Her words wove through my mind and heart with painful finality. My hands trembled, and I delicately pulled them away, feeling like the adhesive bandage had just been ripped off an exposed wound. The cold air rubbed painfully. I needed to put it back on to stop the sting. I needed to end this conversation before I completely lost my cool.
“I’m not doing anything. This is silly.” Not see him anymore? Let him go? Then what? He was my very best friend in the world! Panic rose, and my mind searched for his image once again. His look of questioning concern touched on the projection screen of my mind, and I desperately wished I could pour out my heart to him again, bu
t he wasn’t here, just like she said. He never would be again. And who knew when I’d be able to dream of him. I needed to get away from her all-seeing eyes. There was nothing wrong with my life. If I wasn’t unhappy, then she needed to accept that.
She stood, kissed the top of my head and bent to embrace me. “It’s okay. You be mad at me, but this I say. He is dead. He will not come back for you. There is no life in wishing for something that will never be.”
“I’m not wishing for anything.”
“That’s right. You’re not wishing for anything. Busy, busy, busy, always busy. I ask your mom about what you’re doing and she says, ‘Oh, Ceci’s doing this, Ceci’s doing that, Ceci’s going here, Ceci’s going there.’ Always busy, busy, busy, but only with things that keep you so you don’t have to look at your life, my love. You must look, Ceci. Look in your heart.”
“All right. I’ll think about it.” I should have gone with my first instincts and stayed home.
“And Henry,” my grandmother pulled away from me and gave him a stern look. “You bring that boy to meet your family. You make it right with all of us.”

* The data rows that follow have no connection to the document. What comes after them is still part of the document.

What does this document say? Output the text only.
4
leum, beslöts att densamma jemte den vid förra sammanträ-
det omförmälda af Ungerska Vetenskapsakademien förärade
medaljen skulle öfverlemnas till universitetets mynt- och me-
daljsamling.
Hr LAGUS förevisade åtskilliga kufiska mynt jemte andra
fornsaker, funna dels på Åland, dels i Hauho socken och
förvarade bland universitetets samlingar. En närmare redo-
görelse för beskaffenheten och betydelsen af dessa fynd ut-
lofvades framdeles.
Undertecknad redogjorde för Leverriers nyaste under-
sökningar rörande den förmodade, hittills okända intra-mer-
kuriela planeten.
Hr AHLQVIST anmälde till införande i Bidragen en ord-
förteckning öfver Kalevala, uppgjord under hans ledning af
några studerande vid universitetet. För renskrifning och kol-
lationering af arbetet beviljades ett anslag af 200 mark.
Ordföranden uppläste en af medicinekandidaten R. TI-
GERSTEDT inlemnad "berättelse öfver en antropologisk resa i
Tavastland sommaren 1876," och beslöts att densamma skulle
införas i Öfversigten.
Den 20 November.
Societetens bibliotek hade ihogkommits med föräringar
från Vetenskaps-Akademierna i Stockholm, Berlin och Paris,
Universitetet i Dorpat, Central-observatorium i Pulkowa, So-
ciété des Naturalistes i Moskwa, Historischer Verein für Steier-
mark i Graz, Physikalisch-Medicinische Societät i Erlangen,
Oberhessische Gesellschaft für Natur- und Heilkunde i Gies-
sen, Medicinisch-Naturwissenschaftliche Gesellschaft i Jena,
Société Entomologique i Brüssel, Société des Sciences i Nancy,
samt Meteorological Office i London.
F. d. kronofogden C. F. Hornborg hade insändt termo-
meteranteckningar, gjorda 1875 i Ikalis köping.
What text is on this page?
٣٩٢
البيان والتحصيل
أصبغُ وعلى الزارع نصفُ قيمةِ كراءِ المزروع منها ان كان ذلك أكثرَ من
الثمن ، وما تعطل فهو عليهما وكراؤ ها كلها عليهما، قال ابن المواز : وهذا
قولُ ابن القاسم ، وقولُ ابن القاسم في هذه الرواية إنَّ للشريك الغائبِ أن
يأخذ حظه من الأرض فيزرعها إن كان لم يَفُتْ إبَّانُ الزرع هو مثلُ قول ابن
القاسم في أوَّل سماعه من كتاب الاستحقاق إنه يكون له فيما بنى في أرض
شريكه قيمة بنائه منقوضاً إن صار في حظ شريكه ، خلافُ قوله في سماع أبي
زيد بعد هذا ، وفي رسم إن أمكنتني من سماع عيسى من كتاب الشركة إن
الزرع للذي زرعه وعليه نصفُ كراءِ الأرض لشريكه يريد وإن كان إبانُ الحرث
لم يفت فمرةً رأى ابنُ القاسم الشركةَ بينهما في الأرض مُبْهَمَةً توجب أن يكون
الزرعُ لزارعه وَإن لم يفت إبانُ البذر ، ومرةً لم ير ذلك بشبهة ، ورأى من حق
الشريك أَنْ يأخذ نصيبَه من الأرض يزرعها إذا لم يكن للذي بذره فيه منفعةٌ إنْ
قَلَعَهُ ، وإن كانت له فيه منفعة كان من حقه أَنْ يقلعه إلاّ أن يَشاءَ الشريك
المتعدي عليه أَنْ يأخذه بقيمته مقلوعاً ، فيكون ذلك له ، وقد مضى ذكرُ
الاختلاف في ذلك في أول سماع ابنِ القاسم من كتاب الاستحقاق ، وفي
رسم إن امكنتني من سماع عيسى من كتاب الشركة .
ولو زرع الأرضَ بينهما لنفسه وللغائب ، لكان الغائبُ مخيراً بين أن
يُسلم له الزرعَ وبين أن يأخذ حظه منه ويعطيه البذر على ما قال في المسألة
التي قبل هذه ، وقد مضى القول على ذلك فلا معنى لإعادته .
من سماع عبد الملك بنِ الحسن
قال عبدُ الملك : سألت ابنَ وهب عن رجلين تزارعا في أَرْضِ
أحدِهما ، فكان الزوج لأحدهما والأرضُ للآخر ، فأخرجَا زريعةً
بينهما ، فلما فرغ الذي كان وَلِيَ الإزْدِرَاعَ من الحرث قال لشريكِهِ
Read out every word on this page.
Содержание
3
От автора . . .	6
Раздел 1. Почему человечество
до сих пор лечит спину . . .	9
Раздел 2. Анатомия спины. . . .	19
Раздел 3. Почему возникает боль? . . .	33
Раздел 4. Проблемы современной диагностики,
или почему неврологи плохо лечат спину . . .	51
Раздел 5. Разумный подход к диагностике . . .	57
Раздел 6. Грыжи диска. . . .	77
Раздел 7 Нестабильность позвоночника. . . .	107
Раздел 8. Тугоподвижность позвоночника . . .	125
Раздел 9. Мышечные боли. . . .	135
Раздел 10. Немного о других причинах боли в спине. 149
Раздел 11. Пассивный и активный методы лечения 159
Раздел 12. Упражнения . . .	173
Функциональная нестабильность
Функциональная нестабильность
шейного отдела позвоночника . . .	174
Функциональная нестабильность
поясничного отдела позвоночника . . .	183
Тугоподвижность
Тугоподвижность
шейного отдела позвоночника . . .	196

Henry’s eyes went round. His mouth slack. A moist sheen had him blinking rapidly. Shock kept him speechless. Satisfied with her work for the night, my grandmother calmly walked away.
“Bring that boy? She is spooky.” Henry smiled after a moment of awe. Then he saw the destruction on my face and the bubble of excitement died. “Are you all right?”
“I don’t know.” I covered my face, and let the darkness soothe me. Deep breath in, deep breath out.
“Hey, don’t worry about her, C. She cares about you. She wants to see you happy, and all that talk about blame or guilt is just her trying to figure out if there’s something bothering you. Don’t take it to heart.”
Maybe it was a night to come clean. The truth was sitting on the bench glaring at me. I needed it to go away. Exorcise it. “Henry, there are a lot of things that keep me up at night.”